The assignment is to write a parallel map-reduce program for the above task using either octo.py, or mincemeat.py, each of which is a lightweight map-reduce implementation written in Python.
These are available from http://code.google.com/p/octopy/ and mincemeat.py-zipfile respectively.
I strongly recommend mincemeat.py which is much faster than Octo,py even though the latter was covered first in the lecture video as an example. Both are very similar.Once you have computed the output, i.e. the terms-frequencies per author, go attempt Homework 3 where you will be asked questions that can be simply answered using your computed output, such as the top terms that occur for some particular author.
Note: There is no need to submit the code; I assume you will experiment using octo.py to learn how to program using map-reduce. Of course, you can always write a serial program for the task at hand, but then you won’t learn anything about map-reduce.

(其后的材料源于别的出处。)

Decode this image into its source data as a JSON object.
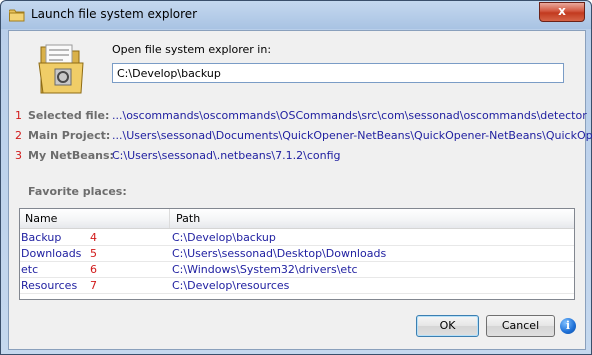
{
  "window": {
    "title": "Launch file system explorer",
    "close_symbol": "x"
  },
  "dialog": {
    "prompt": "Open file system explorer in:",
    "path_value": "C:\\Develop\\backup"
  },
  "info": [
    {
      "num": "1",
      "label": "Selected file:",
      "value": "...\\oscommands\\oscommands\\OSCommands\\src\\com\\sessonad\\oscommands\\detector"
    },
    {
      "num": "2",
      "label": "Main Project:",
      "value": "...\\Users\\sessonad\\Documents\\QuickOpener-NetBeans\\QuickOpener-NetBeans\\QuickOpener"
    },
    {
      "num": "3",
      "label": "My NetBeans:",
      "value": "C:\\Users\\sessonad\\.netbeans\\7.1.2\\config"
    }
  ],
  "favorites": {
    "label": "Favorite places:",
    "columns": {
      "name": "Name",
      "path": "Path"
    },
    "rows": [
      {
        "name": "Backup",
        "num": "4",
        "path": "C:\\Develop\\backup"
      },
      {
        "name": "Downloads",
        "num": "5",
        "path": "C:\\Users\\sessonad\\Desktop\\Downloads"
      },
      {
        "name": "etc",
        "num": "6",
        "path": "C:\\Windows\\System32\\drivers\\etc"
      },
      {
        "name": "Resources",
        "num": "7",
        "path": "C:\\Develop\\resources"
      }
    ]
  },
  "buttons": {
    "ok": "OK",
    "cancel": "Cancel",
    "help_symbol": "i"
  },
  "colors": {
    "link": "#1e1ea0",
    "number": "#d11a1a",
    "label": "#6d6d6d"
  },
  "icons": {
    "title": "folder-icon",
    "main": "folder-documents-icon",
    "help": "info-icon"
  }
}
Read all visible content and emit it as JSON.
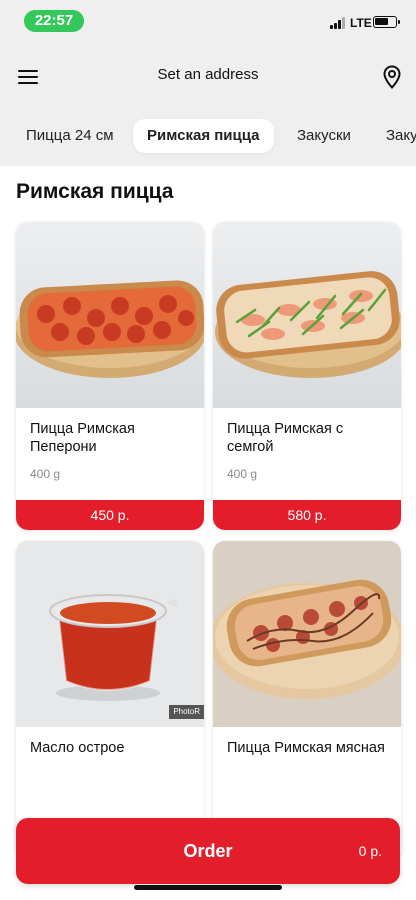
{
  "status_bar": {
    "time": "22:57",
    "network": "LTE",
    "battery_level": 0.7
  },
  "header": {
    "address": "Set an address",
    "menu_icon": "menu-icon",
    "location_icon": "map-pin-icon"
  },
  "tabs": [
    {
      "label": "Пицца 24 см",
      "active": false
    },
    {
      "label": "Римская пицца",
      "active": true
    },
    {
      "label": "Закуски",
      "active": false
    },
    {
      "label": "Заку",
      "active": false
    }
  ],
  "section": {
    "title": "Римская пицца"
  },
  "products": [
    {
      "name": "Пицца Римская Пеперони",
      "weight": "400 g",
      "price": "450 р."
    },
    {
      "name": "Пицца Римская с семгой",
      "weight": "400 g",
      "price": "580 р."
    },
    {
      "name": "Масло острое",
      "watermark": "PhotoR"
    },
    {
      "name": "Пицца Римская мясная"
    }
  ],
  "order": {
    "label": "Order",
    "total": "0 р."
  },
  "colors": {
    "accent": "#e31e2a",
    "status_pill": "#34c759",
    "tab_active_bg": "#ffffff"
  }
}
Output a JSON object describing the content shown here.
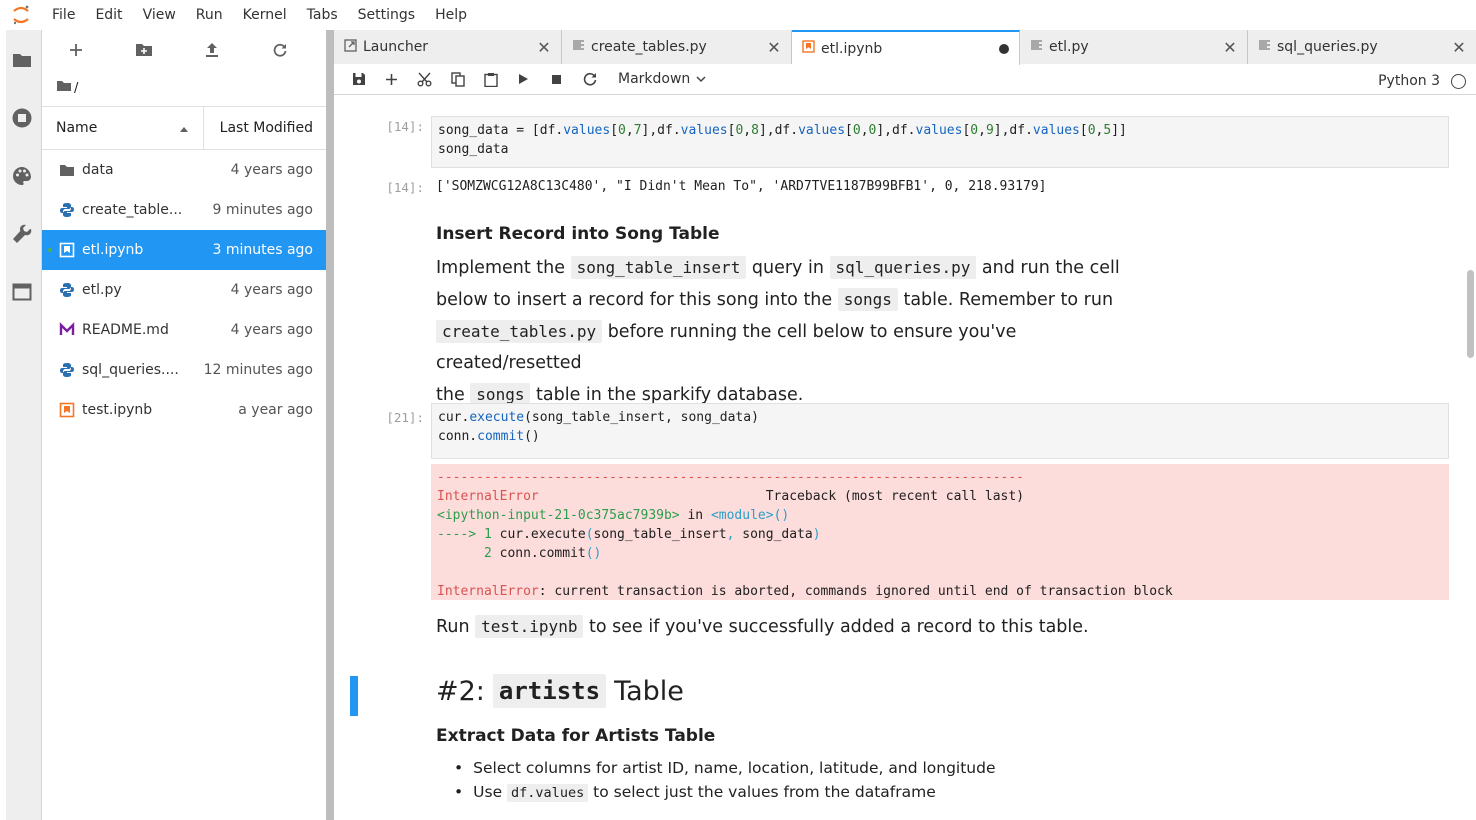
{
  "menubar": {
    "items": [
      "File",
      "Edit",
      "View",
      "Run",
      "Kernel",
      "Tabs",
      "Settings",
      "Help"
    ]
  },
  "filebrowser": {
    "path": "/",
    "header": {
      "name": "Name",
      "modified": "Last Modified"
    },
    "files": [
      {
        "name": "data",
        "modified": "4 years ago",
        "icon": "folder-icon"
      },
      {
        "name": "create_table...",
        "modified": "9 minutes ago",
        "icon": "python-icon"
      },
      {
        "name": "etl.ipynb",
        "modified": "3 minutes ago",
        "icon": "notebook-icon",
        "selected": true
      },
      {
        "name": "etl.py",
        "modified": "4 years ago",
        "icon": "python-icon"
      },
      {
        "name": "README.md",
        "modified": "4 years ago",
        "icon": "markdown-icon"
      },
      {
        "name": "sql_queries....",
        "modified": "12 minutes ago",
        "icon": "python-icon"
      },
      {
        "name": "test.ipynb",
        "modified": "a year ago",
        "icon": "notebook-icon"
      }
    ]
  },
  "tabs": [
    {
      "label": "Launcher",
      "icon": "launcher-icon"
    },
    {
      "label": "create_tables.py",
      "icon": "text-file-icon"
    },
    {
      "label": "etl.ipynb",
      "icon": "notebook-icon",
      "active": true,
      "dirty": true
    },
    {
      "label": "etl.py",
      "icon": "text-file-icon"
    },
    {
      "label": "sql_queries.py",
      "icon": "text-file-icon"
    }
  ],
  "notebook_toolbar": {
    "cell_type": "Markdown",
    "kernel": "Python 3"
  },
  "cells": {
    "c14": {
      "in_prompt": "[14]:",
      "out_prompt": "[14]:",
      "output": "['SOMZWCG12A8C13C480', \"I Didn't Mean To\", 'ARD7TVE1187B99BFB1', 0, 218.93179]"
    },
    "md1": {
      "heading": "Insert Record into Song Table",
      "p1a": "Implement the ",
      "code1": "song_table_insert",
      "p1b": " query in ",
      "code2": "sql_queries.py",
      "p1c": " and run the cell",
      "p2a": "below to insert a record for this song into the ",
      "code3": "songs",
      "p2b": " table. Remember to run",
      "code4": "create_tables.py",
      "p3a": " before running the cell below to ensure you've created/resetted",
      "p4a": "the ",
      "code5": "songs",
      "p4b": " table in the sparkify database."
    },
    "c21": {
      "in_prompt": "[21]:",
      "err_dashes": "---------------------------------------------------------------------------",
      "err_name": "InternalError",
      "err_traceback": "Traceback (most recent call last)",
      "err_input": "<ipython-input-21-0c375ac7939b>",
      "err_in": " in ",
      "err_module": "<module>",
      "err_paren": "()",
      "err_arrow": "----> 1",
      "err_line1a": " cur.execute",
      "err_line1b": "(",
      "err_line1c": "song_table_insert",
      "err_line1d": ", ",
      "err_line1e": "song_data",
      "err_line1f": ")",
      "err_ln2": "      2",
      "err_line2a": " conn.commit",
      "err_line2b": "()",
      "err_final_name": "InternalError",
      "err_final_msg": ": current transaction is aborted, commands ignored until end of transaction block"
    },
    "md2": {
      "p_a": "Run ",
      "code": "test.ipynb",
      "p_b": " to see if you've successfully added a record to this table."
    },
    "md3": {
      "h1_a": "#2: ",
      "h1_code": "artists",
      "h1_b": " Table",
      "h3": "Extract Data for Artists Table",
      "li1": "Select columns for artist ID, name, location, latitude, and longitude",
      "li2a": "Use ",
      "li2code": "df.values",
      "li2b": " to select just the values from the dataframe"
    }
  }
}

Lastly, please note that octo.py is a rather inefficient implementation of map-reduce. Some of you might want to delve into the code to figure out exactly why. At the same time, this inefficiency is likely to amplify any errors you make in formulating the map and reduce functions for the task at hand. So if your code starts taking too long, say more than an hour to run, there is probably something wrong.
很显然,如果要让我们从头写起那一周左右时间显然不够,老师在作业中强烈推荐我们使用mincemeat.py这个库,使用这个库以后我们真正要修改的是datasource,mapfn,reducefn这三个参数而已。总之,老师是考验我们修改代码的能力,所以他才说这个作业没有交的必要。
下面来说说实现过程:
1、下载并分析文件
打开以后能发现很多文件,像这样:
每一个文件里面内容都是题目说的那样:
books/bc/tanselCGSS93/Tuzhilin93:::Alexander Tuzhilin:::Applications of temporal Databases to Knowledge-based Simulations.

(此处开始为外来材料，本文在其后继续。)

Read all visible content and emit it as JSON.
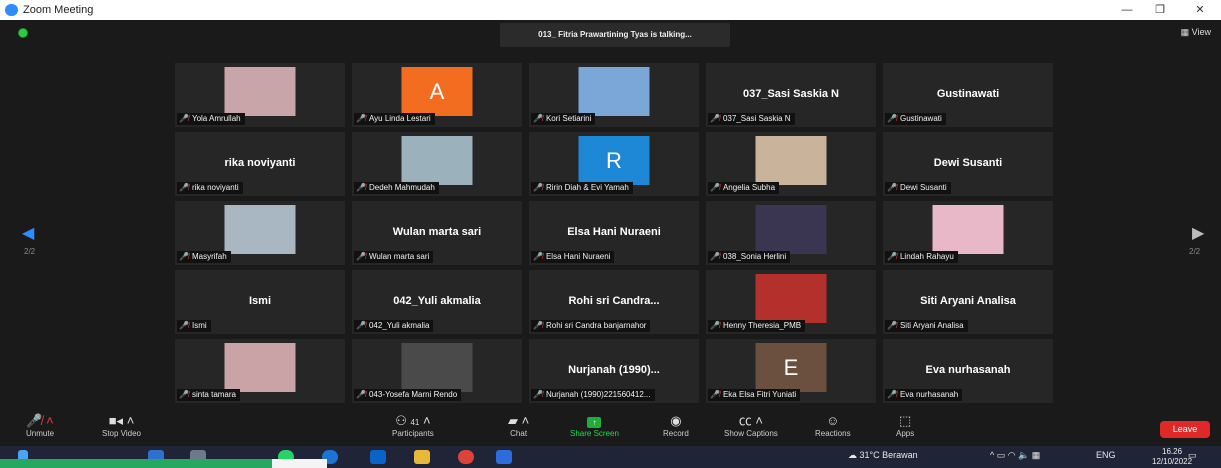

books/aw/kimL89/DiederichM89:::Jim Diederich::Jack Milton:::Objects, Messages, and Rules in Database Design.
.................................................
.................................................
.................................................
前面蓝色的部分不用考虑,我们只需要提取出红色部分和后面的墨绿色部分,注意红色部分如老师说的作者可能不止一个,所以要对字符串先按":::"分割,再对第二个字符串按"::"分割才行。最后那个title也并不是一个整体,老师要求的是提取出他们当中的每个单词。最终的匹配要求是这样:
author: word-number 其中number就是某个单词在这个作者title中出现的次数,明确了要求,接下来就是改代码了。
2、修改example.py
下载mincemeat压缩包的时候,我们能得到一个example.py文件,我们只需要照着这个文件的格式修改即可:
example.py文件如下:
#!/usr/bin/env python
import mincemeat
data = ["Humpty Dumpty sat on a wall",
"Humpty Dumpty had a great fall",
"All the King's horses and all the King's men",
"Couldn't put Humpty together again",
]
# The data source can be any dictionary-like object
datasource = dict(enumerate(data))
#need change
def mapfn(k, v):
for w in v.split():
yield w, 1
#need change
def reducefn(k, vs):
result = sum(vs)
return result
s = mincemeat.Server()
s.datasource = datasource #need change
s.mapfn = mapfn
s.reducefn = reducefn
results = s.run_server(password="changeme")
print results
只需要修改mapfn() reducefn()和datasource,其中datasource是一个dict类型,我之前的想法是存在author:word对,但是后来发现这样mapreduce就不需要做什么事情了,我已经替mapfn()找出了所以的author:word,这肯定不是老师所希望的,所以真正传入的应该是文件内容,然后交给mapfn()去读取文件里面值,建立author:word对。reducefn()负责统计这些author:word对的次数。当搞清楚了这些,改写也变得容易了,这里参考了 zdw12242 童鞋的代码,在此表示感谢,之前我写的代码有点惨不忍睹。
# -*- coding: utf-8 -*-
#!/usr/bin/env python
import glob
import mincemeat
import operator
text_files=glob.glob('E:\\Web\\hw3data\\/*')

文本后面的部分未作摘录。